Preso em regime semiaberto, Acir Gurgacz fiscaliza eleição para presidente do Senado

Por Mateus Coutinho/O Globo

BRASÍLIA — Condenado a quatro anos e seis meses de prisão por crimes contra o sistema financeiro, e atualmente cumprindo pena no regime semiaberto, o senador Acir Gurgacz (PDT-RO) participou da votação para a Presidência no Senado neste sábado. Ele foi indicado pelo seu partido para monitorar a apuração ao lado da Mesa Diretora da Casa. Ele cumpre pena no Centro de Detenção Provisória do Complexo Penitenciário da Papuda, em Brasília.

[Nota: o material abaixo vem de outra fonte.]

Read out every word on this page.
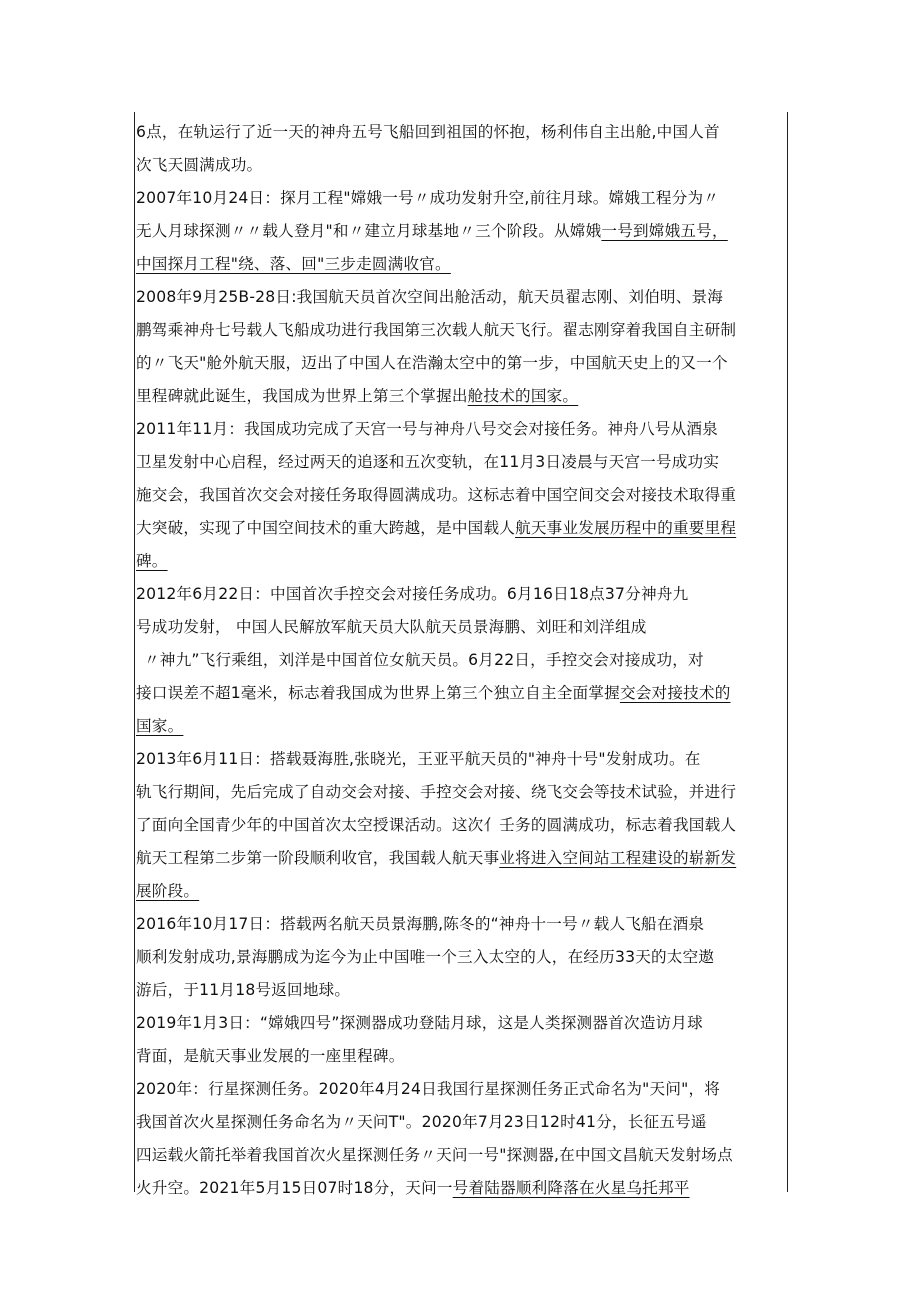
6点，在轨运行了近一天的神舟五号飞船回到祖国的怀抱，杨利伟自主出舱,中国人首
次飞天圆满成功。
2007年10月24日：探月工程"嫦娥一号〃成功发射升空,前往月球。嫦娥工程分为〃
无人月球探测〃〃载人登月"和〃建立月球基地〃三个阶段。从嫦娥一号到嫦娥五号，
中国探月工程"绕、落、回"三步走圆满收官。
2008年9月25B-28日:我国航天员首次空间出舱活动，航天员翟志刚、刘伯明、景海
鹏驾乘神舟七号载人飞船成功进行我国第三次载人航天飞行。翟志刚穿着我国自主研制
的〃飞天"舱外航天服，迈出了中国人在浩瀚太空中的第一步，中国航天史上的又一个
里程碑就此诞生，我国成为世界上第三个掌握出舱技术的国家。
2011年11月：我国成功完成了天宫一号与神舟八号交会对接任务。神舟八号从酒泉
卫星发射中心启程，经过两天的追逐和五次变轨，在11月3日凌晨与天宫一号成功实
施交会，我国首次交会对接任务取得圆满成功。这标志着中国空间交会对接技术取得重
大突破，实现了中国空间技术的重大跨越，是中国载人航天事业发展历程中的重要里程
碑。
2012年6月22日：中国首次手控交会对接任务成功。6月16日18点37分神舟九
号成功发射， 中国人民解放军航天员大队航天员景海鹏、刘旺和刘洋组成
〃神九”飞行乘组，刘洋是中国首位女航天员。6月22日，手控交会对接成功，对
接口误差不超1毫米，标志着我国成为世界上第三个独立自主全面掌握交会对接技术的
国家。
2013年6月11日：搭载聂海胜,张晓光，王亚平航天员的"神舟十号"发射成功。在
轨飞行期间，先后完成了自动交会对接、手控交会对接、绕飞交会等技术试验，并进行
了面向全国青少年的中国首次太空授课活动。这次亻壬务的圆满成功，标志着我国载人
航天工程第二步第一阶段顺利收官，我国载人航天事业将进入空间站工程建设的崭新发
展阶段。
2016年10月17日：搭载两名航天员景海鹏,陈冬的“神舟十一号〃载人飞船在酒泉
顺利发射成功,景海鹏成为迄今为止中国唯一个三入太空的人，在经历33天的太空遨
游后，于11月18号返回地球。
2019年1月3日：“嫦娥四号”探测器成功登陆月球，这是人类探测器首次造访月球
背面，是航天事业发展的一座里程碑。
2020年：行星探测任务。2020年4月24日我国行星探测任务正式命名为"天问"，将
我国首次火星探测任务命名为〃天问T"。2020年7月23日12时41分，长征五号遥
四运载火箭托举着我国首次火星探测任务〃天问一号"探测器,在中国文昌航天发射场点
火升空。2021年5月15日07时18分，天问一号着陆器顺利降落在火星乌托邦平
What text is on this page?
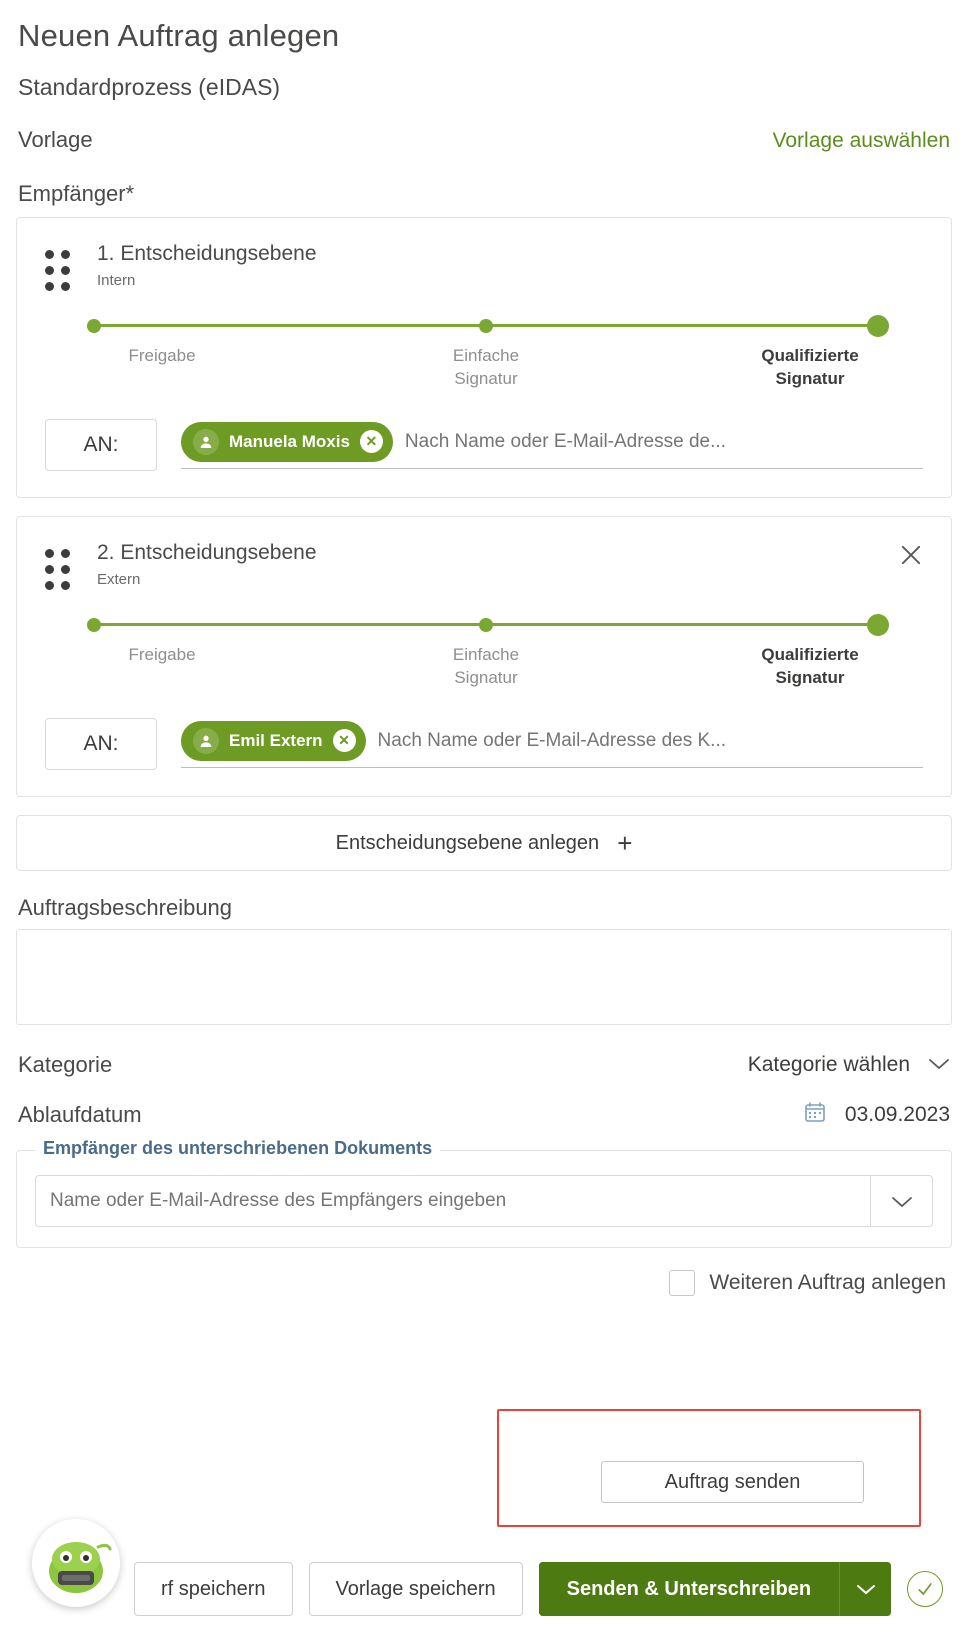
Neuen Auftrag anlegen
Standardprozess (eIDAS)
Vorlage	Vorlage auswählen
Empfänger*
1. Entscheidungsebene
Intern
Freigabe	Einfache
Signatur
Qualifizierte
Signatur
AN:	Manuela Moxis	✕
Nach Name oder E-Mail-Adresse de...
2. Entscheidungsebene
Extern
Freigabe	Einfache
Signatur
Qualifizierte
Signatur
AN:	Emil Extern	✕
Nach Name oder E-Mail-Adresse des K...
Entscheidungsebene anlegen +
Auftragsbeschreibung
Kategorie	Kategorie wählen
Ablaufdatum	03.09.2023
Empfänger des unterschriebenen Dokuments
Name oder E-Mail-Adresse des Empfängers eingeben
Weiteren Auftrag anlegen
Auftrag senden
rf speichern	Vorlage speichern	Senden & Unterschreiben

Acir Gurgacz foi sentenciado pela Primeira Turma do Supremo Tribunal Federal (STF) em fevereiro do ano passado. Em setembro, o colegiado determinou a execução da pena. No mês seguinte, o ministro Alexandre de Moraes autorizou que o senador deixasse a prisão para trabalhar. Depois, em novembro, o plenário ainda negou um pedido para suspender o início da pena.

Em sua decisão, Moraes ressaltou que o STF tem autorizado o trabalho de detentos condenados ao regime semiaberto, inclusive de parlamentares, mas ressaltou que a Vara de Execuções Penais do Distrito Federal deveria fiscalizar o cumprimento da pena. Recentemente, os deputados federais Celso Jacob (MDB-RJ) e João Rodrigues (PSD-SC) foram beneficiados com decisões semelhantes.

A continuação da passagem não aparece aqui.